Nous will look at how Apigee’s data plane can impose regulations on gRPC streaming traffic as it travels through the Application Load Balancer (ALB) to the Apigee Extension Processor. A service extension, also known as a traffic extension, is used to accomplish this, enabling efficient administration and routing without requiring the gRPC stream to pass through the Apigee gateway directly.

Continue reading to explore the main components of this solution, stressing its advantages and giving a high-level synopsis of a practical use case employing a Cloud Run backend.

Apigee Extension Processor: An Overview

You can use Cloud Load Balancing to send callouts to Apigee as part of its API management by using the Apigee Extension Processor, a potent traffic extension (a kind of service extension). This essentially extends Apigee’s powerful API management capabilities to workloads fronted by Cloud Load Balancing by allowing Apigee to apply API management policies to requests prior to the ALB forwarding them to user-managed backend services.

Infrastructure and Data Flow

The necessary components of the Apigee Extension Processor configuration are shown in the diagram:

Components of the Apigee Extension Processor configuration
Image Credit To Google

A number of essential elements are involved in the Apigee Extension Processor configuration.
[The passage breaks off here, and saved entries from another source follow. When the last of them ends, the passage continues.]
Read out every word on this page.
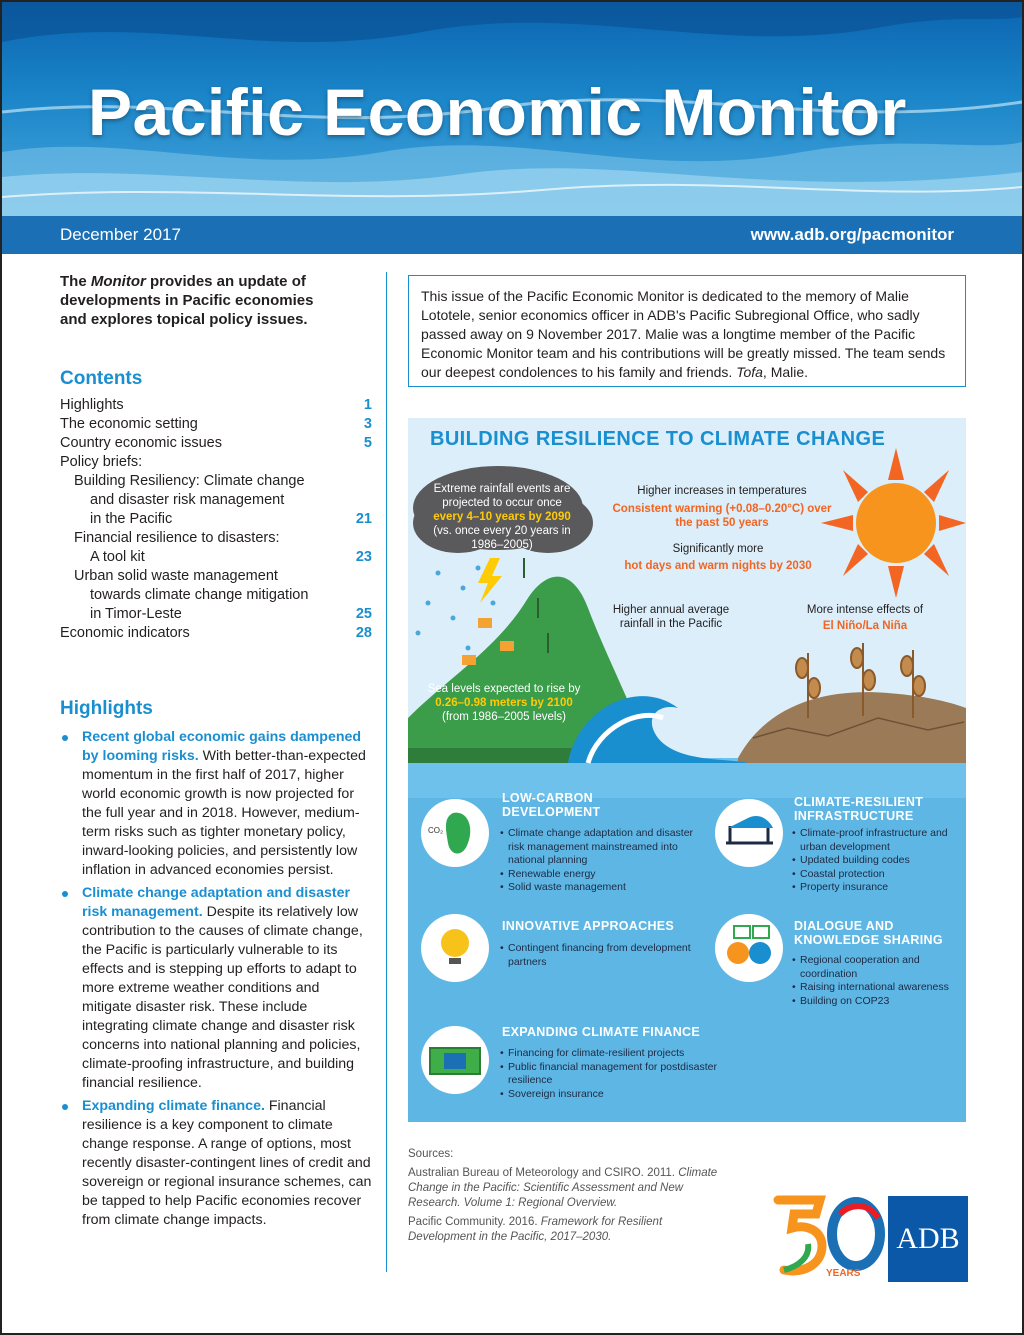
Pacific Economic Monitor
December 2017	www.adb.org/pacmonitor
The Monitor provides an update of developments in Pacific economies and explores topical policy issues.
Contents
Highlights	1
The economic setting	3
Country economic issues	5
Policy briefs:
Building Resiliency: Climate change
and disaster risk management
in the Pacific	21
Financial resilience to disasters:
A tool kit	23
Urban solid waste management
towards climate change mitigation
in Timor-Leste	25
Economic indicators	28
Highlights
Recent global economic gains dampened by looming risks. With better-than-expected momentum in the first half of 2017, higher world economic growth is now projected for the full year and in 2018. However, medium-term risks such as tighter monetary policy, inward-looking policies, and persistently low inflation in advanced economies persist.
Climate change adaptation and disaster risk management. Despite its relatively low contribution to the causes of climate change, the Pacific is particularly vulnerable to its effects and is stepping up efforts to adapt to more extreme weather conditions and mitigate disaster risk. These include integrating climate change and disaster risk concerns into national planning and policies, climate-proofing infrastructure, and building financial resilience.
Expanding climate finance. Financial resilience is a key component to climate change response. A range of options, most recently disaster-contingent lines of credit and sovereign or regional insurance schemes, can be tapped to help Pacific economies recover from climate change impacts.
This issue of the Pacific Economic Monitor is dedicated to the memory of Malie Lototele, senior economics officer in ADB's Pacific Subregional Office, who sadly passed away on 9 November 2017. Malie was a longtime member of the Pacific Economic Monitor team and his contributions will be greatly missed. The team sends our deepest condolences to his family and friends. Tofa, Malie.
BUILDING RESILIENCE TO CLIMATE CHANGE
Extreme rainfall events are projected to occur once
every 4–10 years by 2090
(vs. once every 20 years in 1986–2005)
Higher increases in temperatures
Consistent warming (+0.08–0.20°C) over the past 50 years
Significantly more
hot days and warm nights by 2030
Higher annual average rainfall in the Pacific
More intense effects of
El Niño/La Niña
Sea levels expected to rise by
0.26–0.98 meters by 2100
(from 1986–2005 levels)
CO₂
LOW-CARBON DEVELOPMENT
• Climate change adaptation and disaster risk management mainstreamed into national planning
• Renewable energy
• Solid waste management
CLIMATE-RESILIENT INFRASTRUCTURE
• Climate-proof infrastructure and urban development
• Updated building codes
• Coastal protection
• Property insurance
INNOVATIVE APPROACHES
• Contingent financing from development partners
DIALOGUE AND KNOWLEDGE SHARING
• Regional cooperation and coordination
• Raising international awareness
• Building on COP23
EXPANDING CLIMATE FINANCE
• Financing for climate-resilient projects
• Public financial management for postdisaster resilience
• Sovereign insurance

Sources:

Australian Bureau of Meteorology and CSIRO. 2011. Climate Change in the Pacific: Scientific Assessment and New Research. Volume 1: Regional Overview.

Pacific Community. 2016. Framework for Resilient Development in the Pacific, 2017–2030.

YEARS
ADB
These consist of a Service Extension, an ALB, and an Apigee instance with the Extension Processor enabled.

In order to show the order of occurrences, the numbered steps below match the numbered arrows in the flow diagram:

  • The ALB receives a request from the client.
  • The traffic is processed by the ALB, which serves as the Policy Enforcement Point (PEP). It makes calls to Apigee through the specified Service Extension (traffic extension) as part of this processing.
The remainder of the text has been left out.